Whether it is visiting street sleepers in hotels, spending time with people who have died of AIDS, or calling on world leaders to take action on landmines, Diana puts her compassion and conviction before her and influences in the process Her sons.
The princess was the first member of the royal family to come into contact with a person suffering from this disease. AIDS virus AIDS.
In the late 1980s, when many people still believed that the disease could be infected by accidental contact, she sat in front of an AIDS patient’s bed and held his hand.
Whether publicly or privately, she supported the work of helping patients, went to the Mildeme HIV Shelter in East London late at night, and served as a sponsor of the National AIDS Trust Fund.
Just a few months before she died in a car accident in 1997, Diana wore a protective mask and vest and walked through a minefield in Angola, which was cleared by the Halo Trust.
She publicly opposed the sale and use of landmines and called for an international ban on them during her travels, which led to the then Junior Secretary of Defense Earl Howe calling her “uninformed” and “the loose artillery made by Her Majesty’s government” was not needed.” .

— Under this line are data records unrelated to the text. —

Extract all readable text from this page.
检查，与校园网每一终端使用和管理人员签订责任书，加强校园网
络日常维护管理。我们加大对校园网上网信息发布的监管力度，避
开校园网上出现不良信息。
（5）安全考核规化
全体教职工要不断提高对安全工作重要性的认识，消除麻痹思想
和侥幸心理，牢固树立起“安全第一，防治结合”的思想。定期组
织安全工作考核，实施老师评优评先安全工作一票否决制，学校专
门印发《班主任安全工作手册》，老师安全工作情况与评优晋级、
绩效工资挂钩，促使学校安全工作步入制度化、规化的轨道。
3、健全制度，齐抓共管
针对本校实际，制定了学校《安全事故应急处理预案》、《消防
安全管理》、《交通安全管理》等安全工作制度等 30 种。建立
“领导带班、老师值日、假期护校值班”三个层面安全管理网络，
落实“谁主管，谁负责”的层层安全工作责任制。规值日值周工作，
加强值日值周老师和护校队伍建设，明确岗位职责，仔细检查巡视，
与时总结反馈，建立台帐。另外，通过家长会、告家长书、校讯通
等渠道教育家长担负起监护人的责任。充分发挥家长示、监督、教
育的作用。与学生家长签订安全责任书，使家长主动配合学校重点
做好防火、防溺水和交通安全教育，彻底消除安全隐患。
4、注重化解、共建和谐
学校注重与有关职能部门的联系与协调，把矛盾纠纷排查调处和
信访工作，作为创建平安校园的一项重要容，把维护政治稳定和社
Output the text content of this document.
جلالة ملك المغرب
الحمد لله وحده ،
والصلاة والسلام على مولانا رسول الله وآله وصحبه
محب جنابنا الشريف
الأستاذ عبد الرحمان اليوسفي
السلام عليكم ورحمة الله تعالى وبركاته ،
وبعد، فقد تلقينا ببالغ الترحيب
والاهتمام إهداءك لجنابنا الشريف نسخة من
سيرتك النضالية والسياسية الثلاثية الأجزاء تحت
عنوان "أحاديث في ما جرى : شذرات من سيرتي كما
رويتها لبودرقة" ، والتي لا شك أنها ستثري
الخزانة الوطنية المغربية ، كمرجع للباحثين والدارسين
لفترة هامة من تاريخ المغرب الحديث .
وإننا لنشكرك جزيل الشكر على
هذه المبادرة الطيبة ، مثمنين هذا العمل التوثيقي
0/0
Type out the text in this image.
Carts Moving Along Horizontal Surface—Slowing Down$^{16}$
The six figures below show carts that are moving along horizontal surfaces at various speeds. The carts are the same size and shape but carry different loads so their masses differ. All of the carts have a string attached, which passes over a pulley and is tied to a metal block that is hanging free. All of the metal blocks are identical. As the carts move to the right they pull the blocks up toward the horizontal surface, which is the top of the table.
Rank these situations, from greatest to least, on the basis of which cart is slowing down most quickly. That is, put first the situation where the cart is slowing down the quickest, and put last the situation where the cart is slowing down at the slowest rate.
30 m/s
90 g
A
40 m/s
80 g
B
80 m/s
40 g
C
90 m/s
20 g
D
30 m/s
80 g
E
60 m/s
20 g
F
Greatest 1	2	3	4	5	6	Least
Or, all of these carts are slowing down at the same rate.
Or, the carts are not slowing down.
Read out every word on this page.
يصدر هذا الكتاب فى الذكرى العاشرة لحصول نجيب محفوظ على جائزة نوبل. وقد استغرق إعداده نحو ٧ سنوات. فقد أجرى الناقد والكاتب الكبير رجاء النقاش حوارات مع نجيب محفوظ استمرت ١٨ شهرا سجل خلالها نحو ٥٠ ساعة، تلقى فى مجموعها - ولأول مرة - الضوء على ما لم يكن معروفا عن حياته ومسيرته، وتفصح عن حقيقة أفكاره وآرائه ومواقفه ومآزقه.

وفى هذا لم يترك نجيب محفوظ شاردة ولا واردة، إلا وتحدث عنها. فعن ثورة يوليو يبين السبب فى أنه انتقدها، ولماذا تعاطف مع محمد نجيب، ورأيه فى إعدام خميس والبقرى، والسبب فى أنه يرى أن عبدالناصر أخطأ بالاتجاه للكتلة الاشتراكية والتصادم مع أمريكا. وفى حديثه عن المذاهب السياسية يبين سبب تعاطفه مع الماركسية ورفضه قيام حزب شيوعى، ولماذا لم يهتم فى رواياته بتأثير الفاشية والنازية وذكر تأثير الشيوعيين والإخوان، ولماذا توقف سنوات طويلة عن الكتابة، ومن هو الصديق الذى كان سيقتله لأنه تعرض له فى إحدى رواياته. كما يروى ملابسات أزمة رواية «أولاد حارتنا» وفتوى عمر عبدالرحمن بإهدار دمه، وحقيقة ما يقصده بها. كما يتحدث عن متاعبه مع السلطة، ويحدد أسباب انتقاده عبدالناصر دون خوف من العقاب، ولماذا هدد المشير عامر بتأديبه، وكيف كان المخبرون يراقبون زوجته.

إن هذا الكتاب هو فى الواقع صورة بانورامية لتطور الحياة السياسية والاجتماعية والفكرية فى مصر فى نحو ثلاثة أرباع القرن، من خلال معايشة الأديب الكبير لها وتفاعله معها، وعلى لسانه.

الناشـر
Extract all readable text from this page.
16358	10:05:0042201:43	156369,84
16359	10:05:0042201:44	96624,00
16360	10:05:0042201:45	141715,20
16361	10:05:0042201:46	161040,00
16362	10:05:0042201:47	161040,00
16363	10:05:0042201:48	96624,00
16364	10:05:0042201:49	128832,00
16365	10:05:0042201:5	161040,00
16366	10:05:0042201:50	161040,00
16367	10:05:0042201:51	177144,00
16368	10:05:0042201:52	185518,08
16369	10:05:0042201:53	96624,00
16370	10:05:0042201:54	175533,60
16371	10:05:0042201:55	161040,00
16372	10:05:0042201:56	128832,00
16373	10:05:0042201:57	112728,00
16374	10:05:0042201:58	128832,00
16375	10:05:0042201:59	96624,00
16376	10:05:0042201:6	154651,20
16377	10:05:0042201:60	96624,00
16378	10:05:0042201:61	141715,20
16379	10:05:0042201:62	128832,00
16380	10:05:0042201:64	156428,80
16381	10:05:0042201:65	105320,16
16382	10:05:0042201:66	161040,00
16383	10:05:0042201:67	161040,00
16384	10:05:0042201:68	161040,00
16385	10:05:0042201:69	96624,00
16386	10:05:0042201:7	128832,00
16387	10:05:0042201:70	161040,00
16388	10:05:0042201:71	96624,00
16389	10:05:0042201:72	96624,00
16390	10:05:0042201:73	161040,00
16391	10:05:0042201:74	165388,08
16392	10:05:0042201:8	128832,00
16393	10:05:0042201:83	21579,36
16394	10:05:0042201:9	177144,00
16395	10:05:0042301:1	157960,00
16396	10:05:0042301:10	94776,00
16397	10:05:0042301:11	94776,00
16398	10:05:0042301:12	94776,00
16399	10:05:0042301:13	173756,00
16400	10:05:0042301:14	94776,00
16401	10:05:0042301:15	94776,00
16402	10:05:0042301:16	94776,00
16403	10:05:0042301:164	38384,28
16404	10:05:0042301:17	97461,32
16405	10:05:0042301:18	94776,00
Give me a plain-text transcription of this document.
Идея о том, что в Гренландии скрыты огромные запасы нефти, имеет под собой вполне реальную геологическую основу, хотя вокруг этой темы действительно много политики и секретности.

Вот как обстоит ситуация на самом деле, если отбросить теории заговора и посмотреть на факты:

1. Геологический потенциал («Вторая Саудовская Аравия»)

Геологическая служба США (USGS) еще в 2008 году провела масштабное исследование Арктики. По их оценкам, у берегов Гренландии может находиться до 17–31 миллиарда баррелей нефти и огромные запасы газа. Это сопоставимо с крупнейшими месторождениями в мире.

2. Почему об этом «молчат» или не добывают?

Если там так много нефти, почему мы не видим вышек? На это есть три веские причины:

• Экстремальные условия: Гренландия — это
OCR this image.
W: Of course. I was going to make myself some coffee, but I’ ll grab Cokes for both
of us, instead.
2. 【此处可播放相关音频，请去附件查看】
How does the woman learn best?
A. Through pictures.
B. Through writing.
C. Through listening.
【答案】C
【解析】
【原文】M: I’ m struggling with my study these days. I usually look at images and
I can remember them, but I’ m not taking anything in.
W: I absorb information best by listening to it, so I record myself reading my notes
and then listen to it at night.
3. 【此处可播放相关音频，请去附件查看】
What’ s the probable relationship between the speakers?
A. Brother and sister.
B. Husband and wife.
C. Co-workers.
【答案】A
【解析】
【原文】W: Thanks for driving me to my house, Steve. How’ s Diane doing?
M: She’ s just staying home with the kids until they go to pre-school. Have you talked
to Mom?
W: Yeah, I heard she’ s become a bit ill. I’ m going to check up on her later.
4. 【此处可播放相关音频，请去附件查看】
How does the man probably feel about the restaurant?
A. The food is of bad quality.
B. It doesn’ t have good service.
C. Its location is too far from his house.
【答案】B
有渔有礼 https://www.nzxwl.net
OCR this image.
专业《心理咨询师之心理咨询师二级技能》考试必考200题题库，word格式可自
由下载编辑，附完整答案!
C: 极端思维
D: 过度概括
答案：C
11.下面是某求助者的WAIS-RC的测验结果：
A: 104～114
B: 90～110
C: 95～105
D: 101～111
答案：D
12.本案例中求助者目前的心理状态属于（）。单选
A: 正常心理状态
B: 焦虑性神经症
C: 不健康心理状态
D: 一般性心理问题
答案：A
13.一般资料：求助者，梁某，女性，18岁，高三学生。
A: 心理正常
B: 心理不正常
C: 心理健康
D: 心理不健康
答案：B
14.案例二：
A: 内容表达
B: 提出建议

In the mid-1990s, Diana took her sons, now the Duke of Cambridge and Duke of Sussex, to meet the homeless when they were boys, and visited a charity called The Passage.
Now, William officially supports The Passage and Centrepoint-two charities he visits publicly and privately.
In 2009, during a public awareness campaign organized by Centrepoint, the Duke slept in a sleeping bag next to a set of wheeled trash bins around Blackfriars Bridge in London, sleeping soundly.
Speaking of Diana’s efforts to change her attitude towards AIDS, Harry said: “Eliminating the stigma is what my mother is committed to doing. Great progress has been made, but after many years, we are still far from doing it in the same way as any other health condition. Look at HIV.”
Harry made an “emotional” pilgrimage to Angola in 2019 and repeated his mother’s mistakes, re-emphasizing the landmine problem.
He put on body armor and protective mask like her, watched a demining team work, and said in a speech later in the day that her memory stayed with him “every day” and her “legacy” continued to exist.
The statue erected to commemorate her will become a symbol of a woman who has had a profound influence on many people and a permanent reminder of her achievements.